Пока я стоял на валу, несколько империалистов вдруг схватили из толпы одного человека, на вид очень смирного, и потащили к лагерю. Я думал, что это обыкновенная уличная сцена, ссора какая-нибудь, но тут случился англичанин, который растолковал мне, что империалисты хватают всякого, кто оплошает, и в качестве мятежника ведут в лагерь, повязав ему что-нибудь красное на голову как признак возмущения. А там ему рубят голову и втыкают на пику. За всякого приведенного инсургента дают награду. «Oh, that’s bad, very bad (худо)!» – заключил англичанин, махнул рукой и пошел прочь.
Но и инсургенты платят за это хорошо. На днях они объявили, что готовы сдать город и просят прислать полномочныхх для переговоров. Таутай обрадовался и послал к ним девять чиновников, или мандаринов, со свитой. Едва они вошли в город, инсургенты предали их тем ужасным, утонченным мучениям, которыми ознаменованы все междоусобные войны.

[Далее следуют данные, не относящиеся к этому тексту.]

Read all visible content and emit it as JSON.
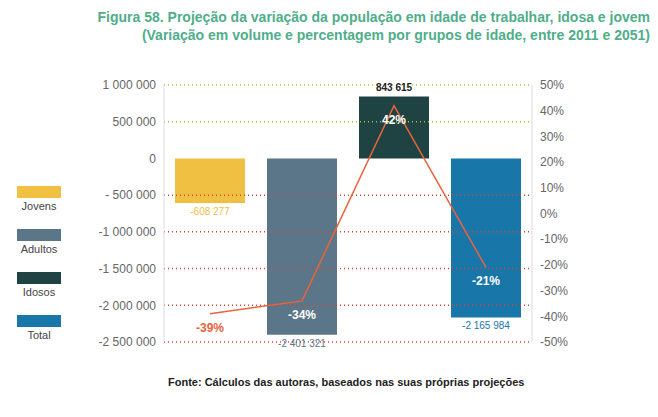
{
  "chart_data": {
    "type": "bar",
    "title": "Figura 58. Projeção da variação da população em idade de trabalhar, idosa e jovem",
    "subtitle": "(Variação em volume e percentagem por grupos de idade, entre 2011 e 2051)",
    "source": "Fonte: Cálculos das autoras, baseados nas suas próprias projeções",
    "categories": [
      "Jovens",
      "Adultos",
      "Idosos",
      "Total"
    ],
    "series": [
      {
        "type": "bar",
        "colors": [
          "#f0c043",
          "#5b7688",
          "#1f4242",
          "#1976a8"
        ],
        "values": [
          -608277,
          -2401321,
          843615,
          -2165984
        ],
        "value_labels": [
          "-608 277",
          "-2 401 321",
          "843 615",
          "-2 165 984"
        ]
      },
      {
        "type": "line",
        "axis": "y2",
        "color": "#e8643c",
        "values": [
          -39,
          -34,
          42,
          -21
        ],
        "value_labels": [
          "-39%",
          "-34%",
          "42%",
          "-21%"
        ]
      }
    ],
    "ylim": [
      -2500000,
      1000000
    ],
    "yticks": [
      {
        "value": -2500000,
        "label": "-2 500 000"
      },
      {
        "value": -2000000,
        "label": "-2 000 000"
      },
      {
        "value": -1500000,
        "label": "-1 500 000"
      },
      {
        "value": -1000000,
        "label": "-1 000 000"
      },
      {
        "value": -500000,
        "label": "- 500 000"
      },
      0,
      {
        "value": 500000,
        "label": "500 000"
      },
      {
        "value": 1000000,
        "label": "1 000 000"
      }
    ],
    "y2lim": [
      -50,
      50
    ],
    "y2ticks": [
      {
        "value": -50,
        "label": "-50%"
      },
      {
        "value": -40,
        "label": "-40%"
      },
      {
        "value": -30,
        "label": "-30%"
      },
      {
        "value": -20,
        "label": "-20%"
      },
      {
        "value": -10,
        "label": "-10%"
      },
      {
        "value": 0,
        "label": "0%"
      },
      {
        "value": 10,
        "label": "10%"
      },
      {
        "value": 20,
        "label": "20%"
      },
      {
        "value": 30,
        "label": "30%"
      },
      {
        "value": 40,
        "label": "40%"
      },
      {
        "value": 50,
        "label": "50%"
      }
    ],
    "grid": true,
    "legend": "left",
    "data_labels": true,
    "tick_labels": "y"
  }
}
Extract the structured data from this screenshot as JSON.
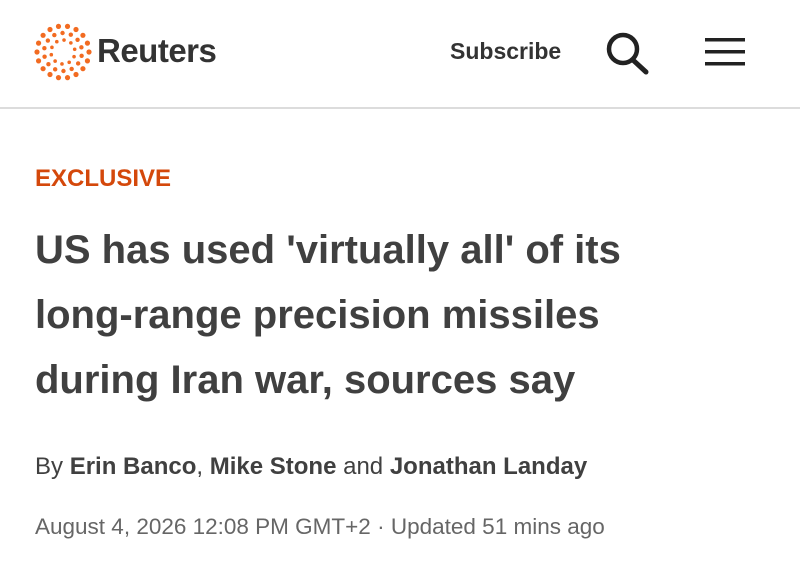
{
  "header": {
    "brand": "Reuters",
    "subscribe": "Subscribe"
  },
  "article": {
    "label": "EXCLUSIVE",
    "headline": "US has used 'virtually all' of its long-range precision missiles during Iran war, sources say",
    "byline": {
      "prefix": "By",
      "authors": [
        "Erin Banco",
        "Mike Stone",
        "Jonathan Landay"
      ],
      "separator": ",",
      "conjunction": "and"
    },
    "dateline": {
      "published": "August 4, 2026 12:08 PM GMT+2",
      "separator": "·",
      "updated": "Updated 51 mins ago"
    }
  }
}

Англичанин этот, про которого я упомянул, ищет впечатлений и приключений. Он каждый день с утра отправляется, с заряженным револьвером в кармане, то в лагерь, то в осажденный город, посмотреть, что там делается, нужды нет, что китайское начальство устранило от себя ответственность за всё неприятное, что может случиться со всяким европейцем, который без особенных позволений и предосторожностей отправится на место военных действий.

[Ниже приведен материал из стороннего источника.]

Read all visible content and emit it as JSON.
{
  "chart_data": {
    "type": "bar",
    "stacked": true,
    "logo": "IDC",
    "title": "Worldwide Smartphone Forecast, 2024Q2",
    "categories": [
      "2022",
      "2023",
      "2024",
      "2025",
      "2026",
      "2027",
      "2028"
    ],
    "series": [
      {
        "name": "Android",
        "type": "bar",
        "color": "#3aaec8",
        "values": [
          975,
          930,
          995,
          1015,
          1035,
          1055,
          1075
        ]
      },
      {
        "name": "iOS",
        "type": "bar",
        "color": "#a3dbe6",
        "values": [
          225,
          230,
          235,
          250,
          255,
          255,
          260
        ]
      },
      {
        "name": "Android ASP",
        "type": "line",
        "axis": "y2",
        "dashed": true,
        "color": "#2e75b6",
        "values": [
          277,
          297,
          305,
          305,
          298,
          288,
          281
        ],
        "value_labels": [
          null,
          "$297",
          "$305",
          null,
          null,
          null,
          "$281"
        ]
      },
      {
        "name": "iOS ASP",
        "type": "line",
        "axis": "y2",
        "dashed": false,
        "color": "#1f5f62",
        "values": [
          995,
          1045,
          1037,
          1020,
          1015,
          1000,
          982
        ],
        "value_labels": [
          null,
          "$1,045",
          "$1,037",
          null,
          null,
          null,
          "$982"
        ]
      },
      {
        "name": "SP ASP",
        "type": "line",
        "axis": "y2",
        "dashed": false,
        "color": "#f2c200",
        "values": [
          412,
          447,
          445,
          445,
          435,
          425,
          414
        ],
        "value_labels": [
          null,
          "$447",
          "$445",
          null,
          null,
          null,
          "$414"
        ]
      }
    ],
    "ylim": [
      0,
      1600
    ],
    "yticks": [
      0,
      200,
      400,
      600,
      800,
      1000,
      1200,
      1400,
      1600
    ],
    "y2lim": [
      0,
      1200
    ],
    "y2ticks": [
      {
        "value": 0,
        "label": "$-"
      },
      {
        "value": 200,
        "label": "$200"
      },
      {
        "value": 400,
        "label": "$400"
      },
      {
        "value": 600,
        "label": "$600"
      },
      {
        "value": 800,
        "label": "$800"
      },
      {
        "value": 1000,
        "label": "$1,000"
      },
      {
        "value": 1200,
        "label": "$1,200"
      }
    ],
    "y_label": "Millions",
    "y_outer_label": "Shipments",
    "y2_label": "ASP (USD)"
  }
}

Наши вздумали тоже идти в лагерь; я предвидел, что они недолго проходят, и не пошел, а сел, в ожидании их, на бревне подле дороги и смотрел, как ездили англичанки. Вот несется полная, величавая, одна из тех великолепных, драпирующихся в большую шаль, женщин с победоносной походкой, от которых невольно сторонишься. Она, как монумент, крепко сидела на рослой лошади, и та, как будто чувствуя, кого несет на хребте, скакала плавно. Подле нее, свесив до полу ноги, ехал англичанин, такой жидкий и невеличественный, как полна и величественна была его супруга. Другая, низенькая и невзрачная женщина, точно мальчишка, тряслась на седле, на маленькой рыжей лошаденке, колотя по нем своей особой так, что слышно было. Третья – писаная, что называется, красавица: румяная, с алым ротиком, в виде сердечка, и ограниченностью в синих глазах. Все эти барыни были с такими тоненькими, не скажу стройными, талиями, так обтянуты амазонками, что китайская публика, кажется, смотрела на них больше с состраданием, нежели с удовольствием.

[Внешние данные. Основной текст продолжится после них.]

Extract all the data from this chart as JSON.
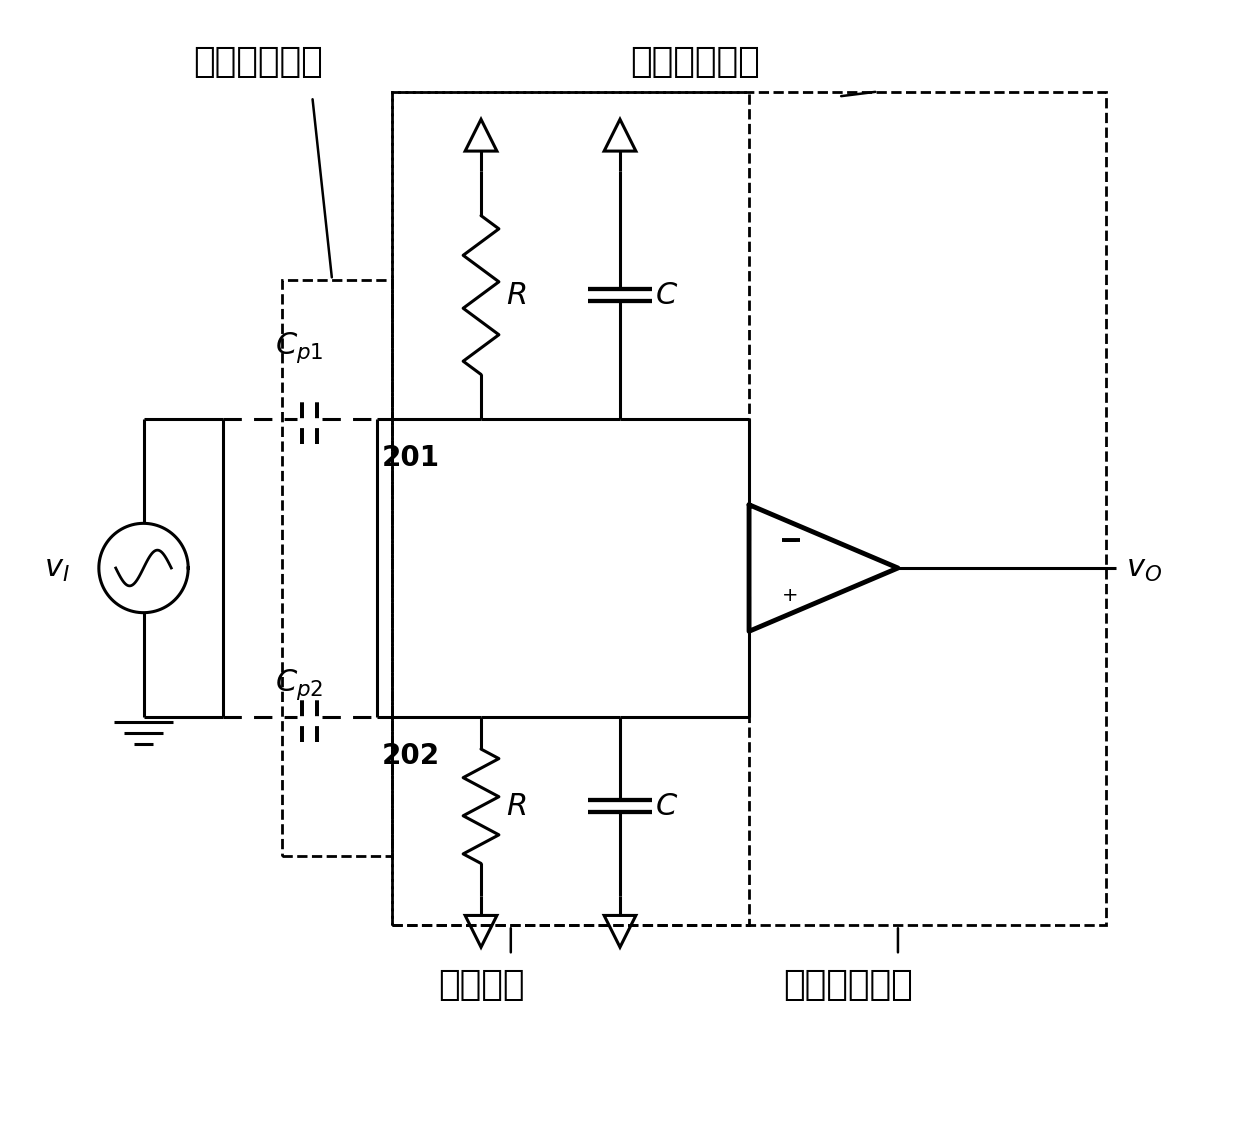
{
  "title_left": "差分探测模块",
  "title_right": "信号处理模块",
  "label_topo": "拓扑单元",
  "label_diff_amp": "差分放大单元",
  "label_cp1": "$C_{p1}$",
  "label_cp2": "$C_{p2}$",
  "label_R": "$R$",
  "label_C": "$C$",
  "label_vI": "$v_I$",
  "label_vO": "$v_O$",
  "label_201": "201",
  "label_202": "202",
  "bg_color": "#ffffff",
  "line_color": "#000000"
}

Я недолго ждал своих; как я думал, так и вышло: их не пустили, и мы отправились другой дорогой домой, опять мимо полей и огородов. В некоторых местах поливали ведрами навоза поля; мы бежали, что стало сил, от этой пахучей идиллии. Уж вечерело. Солнце опустилось; я взглянул на небо и вспомнил отчасти тропики: та же бледно-зеленая чаша, с золотым отливом над головой, но не было живописного узора облаков, млеющих в страстной тишине воздуха; только кое-где, дрожа, искрились белые звезды. Луна разделила улицы и дороги на две половины, черную и белую. «Вот зима-то! Ах, если б нам этакую!» – говорил я, пробираясь между иссохшими кустами хлопчатой бумаги, клочья которой оставались еще кое-где на сучьях и белели, как снежный пух. В байковом пальто было жарко идти. Вдали скакали в город джентльмены и леди, торопясь обедать.
В шесть часов мы были уже дома и сели за третий обед – с чаем. Отличительным признаком этого обеда, или «ужина», как упрямо называл его отец Аввакум, было отсутствие супа и присутствие сосисок с перцем, или, лучше, перца с сосисками, – так было его много положено. Чай тоже, кажется, с перцем. Есть мы, однако ж, не могли: только шкиперские желудки флегматически поглощали мясо через три часа после обеда.